Many of us oldsters were quite willing and able to buy catastrophic drug insurance without all these unfinanced subsidies. The trouble was, it wasn't legal.
A year after repealing its 1988 catastrophic catastrophe, Congress moved in the opposite direction and prohibited the sale or purchase of insurance for major prescription drug expenses. Congress then designed and mandated 10 standardized Medigap policies which prohibited coverage for major drug bills, yet required insurance companies to pay for expenses that should never be insured -- deductibles. Only the two costliest Medigap policies were permitted to offer any insurance for prescription drugs, and those policies covered only half the cost of the first few thousand dollars.
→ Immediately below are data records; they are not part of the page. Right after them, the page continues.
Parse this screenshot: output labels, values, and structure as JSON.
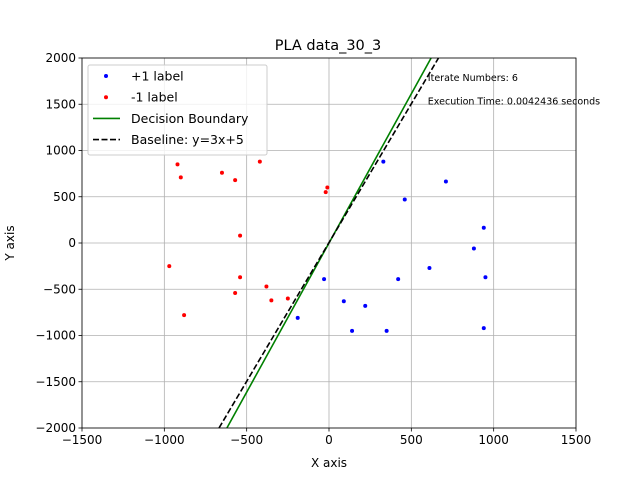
{
  "chart_data": {
    "type": "scatter",
    "title": "PLA data_30_3",
    "xlabel": "X axis",
    "ylabel": "Y axis",
    "xlim": [
      -1500,
      1500
    ],
    "ylim": [
      -2000,
      2000
    ],
    "xticks": [
      -1500,
      -1000,
      -500,
      0,
      500,
      1000,
      1500
    ],
    "yticks": [
      -2000,
      -1500,
      -1000,
      -500,
      0,
      500,
      1000,
      1500,
      2000
    ],
    "xtick_labels": [
      "−1500",
      "−1000",
      "−500",
      "0",
      "500",
      "1000",
      "1500"
    ],
    "ytick_labels": [
      "−2000",
      "−1500",
      "−1000",
      "−500",
      "0",
      "500",
      "1000",
      "1500",
      "2000"
    ],
    "grid": true,
    "legend_position": "top-left",
    "annotations": [
      {
        "text": "Iterate Numbers: 6",
        "x": 600,
        "y": 1750
      },
      {
        "text": "Execution Time: 0.0042436 seconds",
        "x": 600,
        "y": 1500
      }
    ],
    "series": [
      {
        "name": "+1 label",
        "kind": "scatter",
        "color": "#0000ff",
        "points": [
          [
            330,
            880
          ],
          [
            460,
            470
          ],
          [
            710,
            665
          ],
          [
            940,
            165
          ],
          [
            880,
            -60
          ],
          [
            610,
            -270
          ],
          [
            950,
            -370
          ],
          [
            420,
            -390
          ],
          [
            -30,
            -390
          ],
          [
            90,
            -630
          ],
          [
            220,
            -680
          ],
          [
            140,
            -950
          ],
          [
            350,
            -950
          ],
          [
            -190,
            -810
          ],
          [
            940,
            -920
          ]
        ]
      },
      {
        "name": "-1 label",
        "kind": "scatter",
        "color": "#ff0000",
        "points": [
          [
            -920,
            850
          ],
          [
            -900,
            710
          ],
          [
            -650,
            760
          ],
          [
            -570,
            680
          ],
          [
            -420,
            880
          ],
          [
            -10,
            600
          ],
          [
            -20,
            550
          ],
          [
            -540,
            80
          ],
          [
            -970,
            -250
          ],
          [
            -540,
            -370
          ],
          [
            -380,
            -470
          ],
          [
            -350,
            -620
          ],
          [
            -250,
            -600
          ],
          [
            -570,
            -540
          ],
          [
            -880,
            -780
          ]
        ]
      },
      {
        "name": "Decision Boundary",
        "kind": "line",
        "color": "#008000",
        "style": "solid",
        "points": [
          [
            -620,
            -2000
          ],
          [
            620,
            2000
          ]
        ]
      },
      {
        "name": "Baseline: y=3x+5",
        "kind": "line",
        "color": "#000000",
        "style": "dashed",
        "points": [
          [
            -668.3,
            -2000
          ],
          [
            665,
            2000
          ]
        ]
      }
    ]
  }
}
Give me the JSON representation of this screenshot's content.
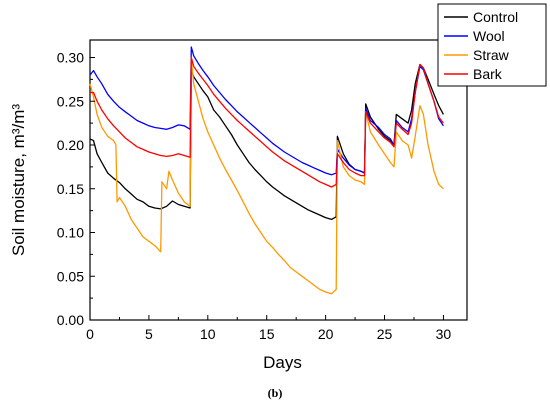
{
  "figure": {
    "caption": "(b)"
  },
  "chart_data": {
    "type": "line",
    "xlabel": "Days",
    "ylabel": "Soil moisture, m³/m³",
    "xlim": [
      0,
      32
    ],
    "ylim": [
      0.0,
      0.32
    ],
    "xticks": [
      0,
      5,
      10,
      15,
      20,
      25,
      30
    ],
    "yticks": [
      0.0,
      0.05,
      0.1,
      0.15,
      0.2,
      0.25,
      0.3
    ],
    "ytick_labels": [
      "0.00",
      "0.05",
      "0.10",
      "0.15",
      "0.20",
      "0.25",
      "0.30"
    ],
    "grid": false,
    "legend_position": "top-right (outside plot area)",
    "series": [
      {
        "name": "Control",
        "color": "#000000",
        "x": [
          0,
          0.3,
          0.6,
          1,
          1.5,
          2,
          2.5,
          3,
          3.5,
          4,
          4.5,
          5,
          5.5,
          6,
          6.5,
          7,
          7.5,
          8,
          8.5,
          8.6,
          8.8,
          9.2,
          9.6,
          10,
          10.5,
          11,
          11.5,
          12,
          12.5,
          13,
          13.5,
          14,
          14.5,
          15,
          15.5,
          16,
          16.5,
          17,
          17.5,
          18,
          18.5,
          19,
          19.5,
          20,
          20.5,
          20.9,
          21,
          21.5,
          22,
          22.5,
          23,
          23.3,
          23.4,
          23.8,
          24.5,
          25,
          25.5,
          25.8,
          26,
          26.5,
          27,
          27.3,
          27.6,
          28,
          28.3,
          28.7,
          29.2,
          29.6,
          30
        ],
        "y": [
          0.207,
          0.205,
          0.19,
          0.18,
          0.168,
          0.162,
          0.157,
          0.15,
          0.144,
          0.138,
          0.135,
          0.13,
          0.128,
          0.127,
          0.13,
          0.136,
          0.132,
          0.13,
          0.128,
          0.285,
          0.278,
          0.27,
          0.262,
          0.255,
          0.24,
          0.232,
          0.222,
          0.212,
          0.2,
          0.19,
          0.18,
          0.172,
          0.165,
          0.158,
          0.152,
          0.147,
          0.142,
          0.138,
          0.134,
          0.13,
          0.126,
          0.123,
          0.12,
          0.117,
          0.115,
          0.118,
          0.21,
          0.19,
          0.178,
          0.172,
          0.17,
          0.168,
          0.247,
          0.232,
          0.218,
          0.21,
          0.205,
          0.2,
          0.235,
          0.23,
          0.225,
          0.24,
          0.27,
          0.292,
          0.288,
          0.275,
          0.258,
          0.245,
          0.235
        ]
      },
      {
        "name": "Wool",
        "color": "#0000ff",
        "x": [
          0,
          0.3,
          0.6,
          1,
          1.5,
          2,
          2.5,
          3,
          3.5,
          4,
          4.5,
          5,
          5.5,
          6,
          6.5,
          7,
          7.5,
          8,
          8.5,
          8.6,
          8.8,
          9.2,
          9.6,
          10,
          10.5,
          11,
          11.5,
          12,
          12.5,
          13,
          13.5,
          14,
          14.5,
          15,
          15.5,
          16,
          16.5,
          17,
          17.5,
          18,
          18.5,
          19,
          19.5,
          20,
          20.5,
          20.9,
          21,
          21.5,
          22,
          22.5,
          23,
          23.3,
          23.4,
          23.8,
          24.5,
          25,
          25.5,
          25.8,
          26,
          26.5,
          27,
          27.3,
          27.6,
          28,
          28.3,
          28.7,
          29.2,
          29.6,
          30
        ],
        "y": [
          0.28,
          0.285,
          0.278,
          0.27,
          0.258,
          0.25,
          0.243,
          0.238,
          0.233,
          0.228,
          0.225,
          0.222,
          0.22,
          0.219,
          0.218,
          0.22,
          0.223,
          0.222,
          0.218,
          0.312,
          0.302,
          0.293,
          0.285,
          0.278,
          0.268,
          0.26,
          0.252,
          0.245,
          0.238,
          0.232,
          0.226,
          0.22,
          0.214,
          0.208,
          0.202,
          0.197,
          0.192,
          0.188,
          0.184,
          0.18,
          0.177,
          0.174,
          0.171,
          0.168,
          0.166,
          0.168,
          0.195,
          0.185,
          0.177,
          0.172,
          0.17,
          0.168,
          0.242,
          0.228,
          0.22,
          0.212,
          0.207,
          0.2,
          0.228,
          0.22,
          0.215,
          0.23,
          0.26,
          0.29,
          0.286,
          0.27,
          0.25,
          0.23,
          0.222
        ]
      },
      {
        "name": "Straw",
        "color": "#ff9900",
        "x": [
          0,
          0.3,
          0.6,
          1,
          1.5,
          2,
          2.2,
          2.3,
          2.5,
          3,
          3.5,
          4,
          4.5,
          5,
          5.5,
          6,
          6.1,
          6.5,
          6.7,
          7,
          7.5,
          8,
          8.5,
          8.6,
          8.8,
          9.2,
          9.6,
          10,
          10.5,
          11,
          11.5,
          12,
          12.5,
          13,
          13.5,
          14,
          14.5,
          15,
          15.5,
          16,
          16.5,
          17,
          17.5,
          18,
          18.5,
          19,
          19.5,
          20,
          20.5,
          20.9,
          21,
          21.5,
          22,
          22.5,
          23,
          23.3,
          23.4,
          23.8,
          24.5,
          25,
          25.5,
          25.8,
          26,
          26.5,
          27,
          27.3,
          27.6,
          28,
          28.3,
          28.7,
          29.2,
          29.6,
          30
        ],
        "y": [
          0.27,
          0.255,
          0.235,
          0.22,
          0.21,
          0.205,
          0.2,
          0.135,
          0.14,
          0.13,
          0.115,
          0.105,
          0.095,
          0.09,
          0.085,
          0.078,
          0.158,
          0.15,
          0.17,
          0.16,
          0.145,
          0.135,
          0.13,
          0.3,
          0.27,
          0.25,
          0.23,
          0.215,
          0.2,
          0.185,
          0.172,
          0.16,
          0.148,
          0.135,
          0.122,
          0.11,
          0.1,
          0.09,
          0.083,
          0.075,
          0.068,
          0.06,
          0.055,
          0.05,
          0.045,
          0.04,
          0.035,
          0.032,
          0.03,
          0.035,
          0.205,
          0.175,
          0.165,
          0.16,
          0.158,
          0.155,
          0.238,
          0.215,
          0.2,
          0.19,
          0.18,
          0.175,
          0.215,
          0.205,
          0.2,
          0.185,
          0.21,
          0.245,
          0.235,
          0.2,
          0.17,
          0.155,
          0.15
        ]
      },
      {
        "name": "Bark",
        "color": "#ff0000",
        "x": [
          0,
          0.3,
          0.6,
          1,
          1.5,
          2,
          2.5,
          3,
          3.5,
          4,
          4.5,
          5,
          5.5,
          6,
          6.5,
          7,
          7.5,
          8,
          8.5,
          8.6,
          8.8,
          9.2,
          9.6,
          10,
          10.5,
          11,
          11.5,
          12,
          12.5,
          13,
          13.5,
          14,
          14.5,
          15,
          15.5,
          16,
          16.5,
          17,
          17.5,
          18,
          18.5,
          19,
          19.5,
          20,
          20.5,
          20.9,
          21,
          21.5,
          22,
          22.5,
          23,
          23.3,
          23.4,
          23.8,
          24.5,
          25,
          25.5,
          25.8,
          26,
          26.5,
          27,
          27.3,
          27.6,
          28,
          28.3,
          28.7,
          29.2,
          29.6,
          30
        ],
        "y": [
          0.26,
          0.26,
          0.25,
          0.24,
          0.23,
          0.222,
          0.215,
          0.208,
          0.203,
          0.198,
          0.195,
          0.192,
          0.19,
          0.188,
          0.187,
          0.188,
          0.19,
          0.188,
          0.186,
          0.3,
          0.29,
          0.282,
          0.275,
          0.268,
          0.258,
          0.25,
          0.242,
          0.235,
          0.228,
          0.222,
          0.216,
          0.21,
          0.204,
          0.198,
          0.192,
          0.187,
          0.182,
          0.178,
          0.174,
          0.17,
          0.166,
          0.162,
          0.158,
          0.155,
          0.152,
          0.155,
          0.19,
          0.18,
          0.172,
          0.168,
          0.165,
          0.165,
          0.238,
          0.225,
          0.215,
          0.208,
          0.203,
          0.198,
          0.225,
          0.218,
          0.212,
          0.225,
          0.26,
          0.292,
          0.288,
          0.27,
          0.25,
          0.232,
          0.225
        ]
      }
    ]
  }
}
An otherwise interesting paper by David McAdams of M.I.T. and Michael Schwartz of the University of California at Berkeley, about several perverse incentives of the new drug benefit, claims that "private markets have failed to provide meaningful stand-alone prescription drug coverage for seniors." Yet this was a failure of government, not markets. Private markets were prohibited by law from providing such coverage. Medicare Part D, by contrast, covers the largest and smallest drug bills too generously, leaves a hole in the middle and adds another $8 trillion to the already unbearable load of unpayable promises to future retirees.
Ironically, these new subsidies to producers and consumers of prescription drugs could easily prove to be a political liability for Republican incumbents in November. Seniors who feel deceived and pushed around can be extremely angry and vocal while the mildly satisfied are more or less indifferent and stay home. Some in Congress may offer to fill the hole with more of that money they don't have, but younger taxpayers know who ends up with such unpaid bills. And the perennial Democratic favorite -- trying to shift most expenses to the loosely defined "rich" -- is precisely what killed the 1988 plan.
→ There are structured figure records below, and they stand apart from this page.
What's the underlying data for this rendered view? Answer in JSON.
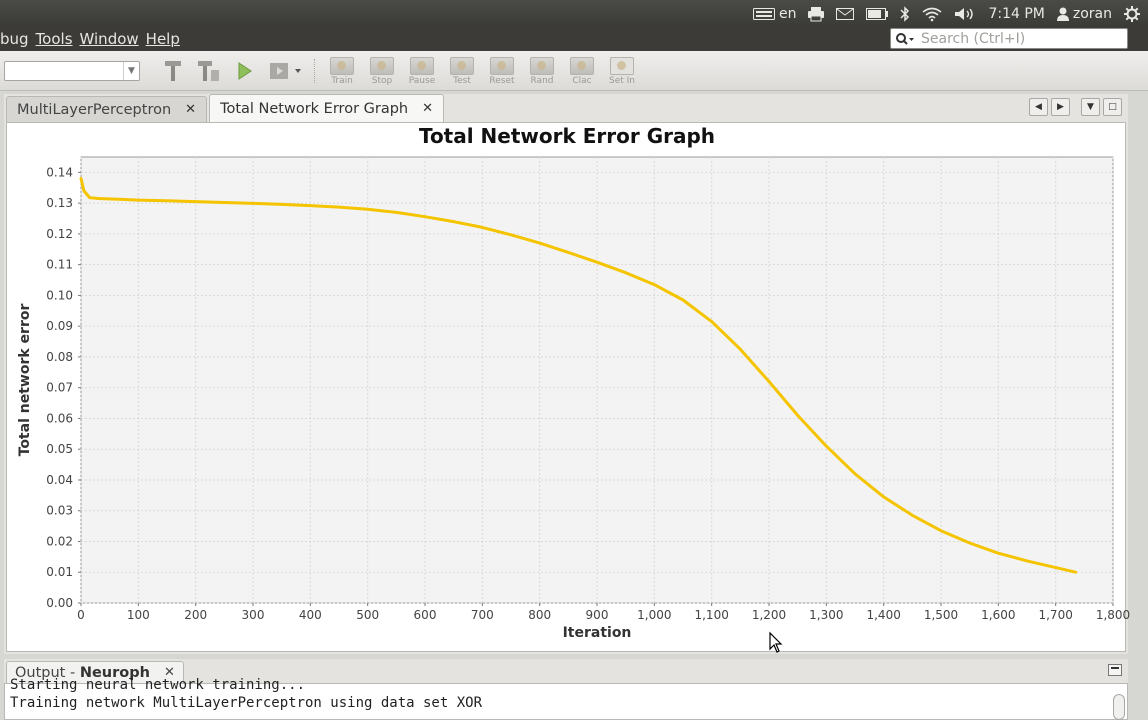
{
  "system_panel": {
    "keyboard_layout": "en",
    "time": "7:14 PM",
    "user": "zoran"
  },
  "menubar": {
    "items": [
      "bug",
      "Tools",
      "Window",
      "Help"
    ]
  },
  "search": {
    "placeholder": "Search (Ctrl+I)"
  },
  "toolbar": {
    "buttons": [
      "Train",
      "Stop",
      "Pause",
      "Test",
      "Reset",
      "Rand",
      "Clac",
      "Set In"
    ]
  },
  "tabs": [
    {
      "label": "MultiLayerPerceptron",
      "active": false
    },
    {
      "label": "Total Network Error Graph",
      "active": true
    }
  ],
  "chart_data": {
    "type": "line",
    "title": "Total Network Error Graph",
    "xlabel": "Iteration",
    "ylabel": "Total network error",
    "xlim": [
      0,
      1800
    ],
    "ylim": [
      0,
      0.145
    ],
    "x_ticks": [
      "0",
      "100",
      "200",
      "300",
      "400",
      "500",
      "600",
      "700",
      "800",
      "900",
      "1,000",
      "1,100",
      "1,200",
      "1,300",
      "1,400",
      "1,500",
      "1,600",
      "1,700",
      "1,800"
    ],
    "y_ticks": [
      "0.00",
      "0.01",
      "0.02",
      "0.03",
      "0.04",
      "0.05",
      "0.06",
      "0.07",
      "0.08",
      "0.09",
      "0.10",
      "0.11",
      "0.12",
      "0.13",
      "0.14"
    ],
    "grid": true,
    "color": "#f5c400",
    "series": [
      {
        "x": [
          0,
          5,
          15,
          30,
          60,
          100,
          150,
          200,
          250,
          300,
          350,
          400,
          450,
          500,
          550,
          600,
          650,
          700,
          750,
          800,
          850,
          900,
          950,
          1000,
          1050,
          1100,
          1150,
          1200,
          1250,
          1300,
          1350,
          1400,
          1450,
          1500,
          1550,
          1600,
          1650,
          1700,
          1735
        ],
        "y": [
          0.138,
          0.134,
          0.1318,
          0.1315,
          0.1313,
          0.131,
          0.1308,
          0.1305,
          0.1302,
          0.1299,
          0.1296,
          0.1292,
          0.1287,
          0.128,
          0.127,
          0.1256,
          0.124,
          0.1221,
          0.1197,
          0.117,
          0.114,
          0.1108,
          0.1074,
          0.1035,
          0.0985,
          0.0915,
          0.0825,
          0.072,
          0.061,
          0.051,
          0.042,
          0.0345,
          0.0285,
          0.0235,
          0.0195,
          0.0162,
          0.0137,
          0.0115,
          0.01
        ]
      }
    ]
  },
  "output": {
    "tab_prefix": "Output - ",
    "tab_name": "Neuroph",
    "lines": [
      "Starting neural network training...",
      "Training network MultiLayerPerceptron using data set XOR"
    ]
  }
}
Assuming this whole impetuous venture does not just wind up summarily scrapped, like its 1988 precursor, any politically viable repair is likely to require two cheap and simple changes. First, allow people who switched from a Medigap policy with drug coverage return to such a policy if they absolutely despise their experience with Part D. Second, allow anyone of any age to buy (and insurance companies to sell) a less-generous "catastrophic" policy to cover 80 percent of drug bills in excess of $5,100 a year on mutually agreeable terms with no federal subsidy. In other words, give freedom a chance. It works.